I run tailscale across my home network and I use pi-hole for local dns resolution. I have the pi-hole tailscale ip set as the nameserver in tailscale and use “override local dns” to force all the computers and servers in my network to use it. This has worked mostly without issues for many months now. I recently updated tailscale on my main windows computer to 1.30.0 and thats when I started noticing “odd” behavior.
Previously, when I would do an
nslookup I would get results similar to this:
powershell> nslookup vm300.tailscale.lan Server: pi-hole Address: 100.82.122.19 Non-authoritative answer: Name: vm300.tailscale.lan Address: 100.89.214.89
However, now when I run it, I get results like this where it indicates its using tailscales magicdns:
Server: magicdns.localhost-tailscale-daemon Address: 100.100.100.100 Name: vm300.tailscale.lan Address: 100.89.214.89
I have magicdns disabled within tailscale since I use pihole for my dns. As you can see it still returns the correct IP but the whole reason I noticed this is because I randomly had issues today resolving some domains created within pihole. When I ran
nslookup at that time, it couldn’t find the domain (e.g.
*** dns.opendns.com can't find vm300.tailscale.land: Non-existent domain). It references opendns since its not using pihole and instead using the nameserver set within my router.
I tried a bunch of things to fix this, ran commands like
NETSH winsock reset catalog among others and then restarted the computer. I also reinstalled the agent.
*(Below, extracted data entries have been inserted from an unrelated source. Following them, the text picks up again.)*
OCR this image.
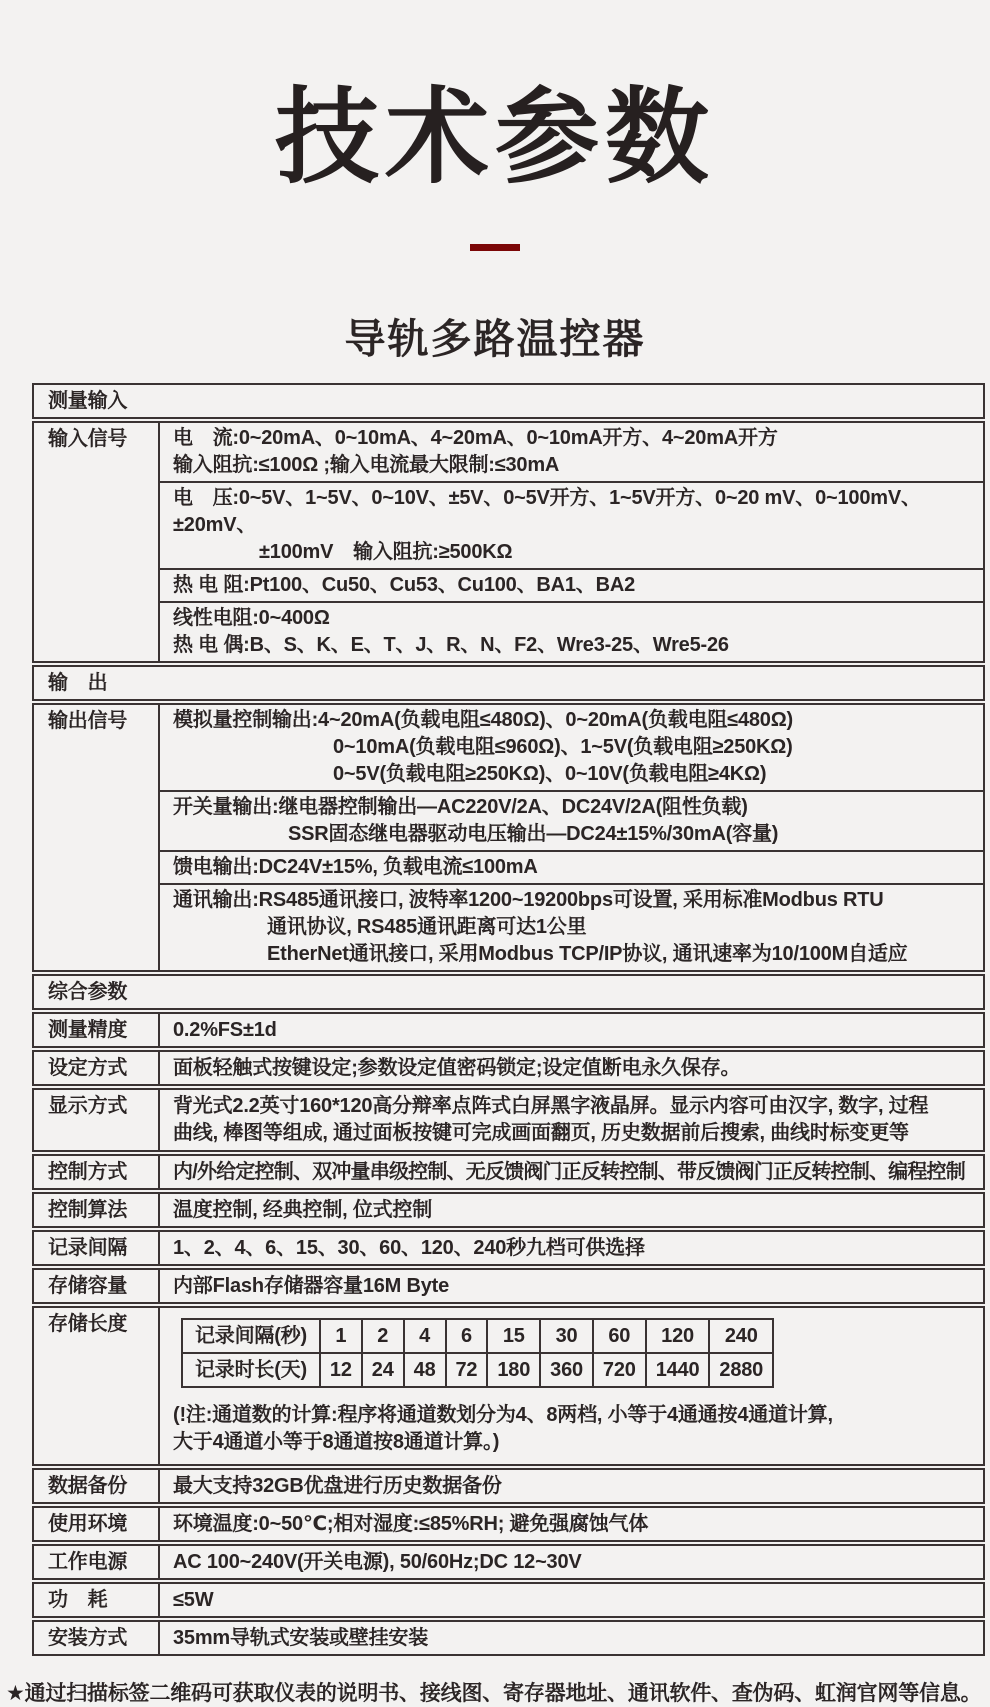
技术参数
导轨多路温控器
测量输入
输入信号	电　流:0~20mA、0~10mA、4~20mA、0~10mA开方、4~20mA开方
输入阻抗:≤100Ω ;输入电流最大限制:≤30mA
电　压:0~5V、1~5V、0~10V、±5V、0~5V开方、1~5V开方、0~20 mV、0~100mV、±20mV、
±100mV　输入阻抗:≥500KΩ
热 电 阻:Pt100、Cu50、Cu53、Cu100、BA1、BA2
线性电阻:0~400Ω
热 电 偶:B、S、K、E、T、J、R、N、F2、Wre3-25、Wre5-26
输　出
输出信号	模拟量控制输出:4~20mA(负载电阻≤480Ω)、0~20mA(负载电阻≤480Ω)
0~10mA(负载电阻≤960Ω)、1~5V(负载电阻≥250KΩ)
0~5V(负载电阻≥250KΩ)、0~10V(负载电阻≥4KΩ)
开关量输出:继电器控制输出—AC220V/2A、DC24V/2A(阻性负载)
SSR固态继电器驱动电压输出—DC24±15%/30mA(容量)
馈电输出:DC24V±15%, 负载电流≤100mA
通讯输出:RS485通讯接口, 波特率1200~19200bps可设置, 采用标准Modbus RTU
通讯协议, RS485通讯距离可达1公里
EtherNet通讯接口, 采用Modbus TCP/IP协议, 通讯速率为10/100M自适应
综合参数
测量精度	0.2%FS±1d
设定方式	面板轻触式按键设定;参数设定值密码锁定;设定值断电永久保存。
显示方式	背光式2.2英寸160*120高分辩率点阵式白屏黑字液晶屏。显示内容可由汉字, 数字, 过程
曲线, 棒图等组成, 通过面板按键可完成画面翻页, 历史数据前后搜索, 曲线时标变更等
控制方式	内/外给定控制、双冲量串级控制、无反馈阀门正反转控制、带反馈阀门正反转控制、编程控制
控制算法	温度控制, 经典控制, 位式控制
记录间隔	1、2、4、6、15、30、60、120、240秒九档可供选择
存储容量	内部Flash存储器容量16M Byte
存储长度
记录间隔(秒)	1	2	4	6	15	30	60	120	240
记录时长(天)	12	24	48	72	180	360	720	1440	2880
(!注:通道数的计算:程序将通道数划分为4、8两档, 小等于4通通按4通道计算,
大于4通道小等于8通道按8通道计算。)
数据备份	最大支持32GB优盘进行历史数据备份
使用环境	环境温度:0~50℃;相对湿度:≤85%RH; 避免强腐蚀气体
工作电源	AC 100~240V(开关电源), 50/60Hz;DC 12~30V
功　耗	≤5W
安装方式	35mm导轨式安装或壁挂安装
★通过扫描标签二维码可获取仪表的说明书、接线图、寄存器地址、通讯软件、查伪码、虹润官网等信息。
The only way to get it to not reference magicdns is to hardcode the pihole tailscale ip as the nameserver within windows network settings but shouldn’t I not need to do that since I’m using “override local dns”?
Ultimately, my question is, why is it using magicdns when I don’t have it enabled? Is this something new where it always uses it before forwarding the request on to pihole? And maybe I didn’t notice earlier? If I run
nslookup from one of my linux servers then it doesn’t mention magicdns. Just feels like something odd has been happening since the agent updated but I can’t pinpoint what.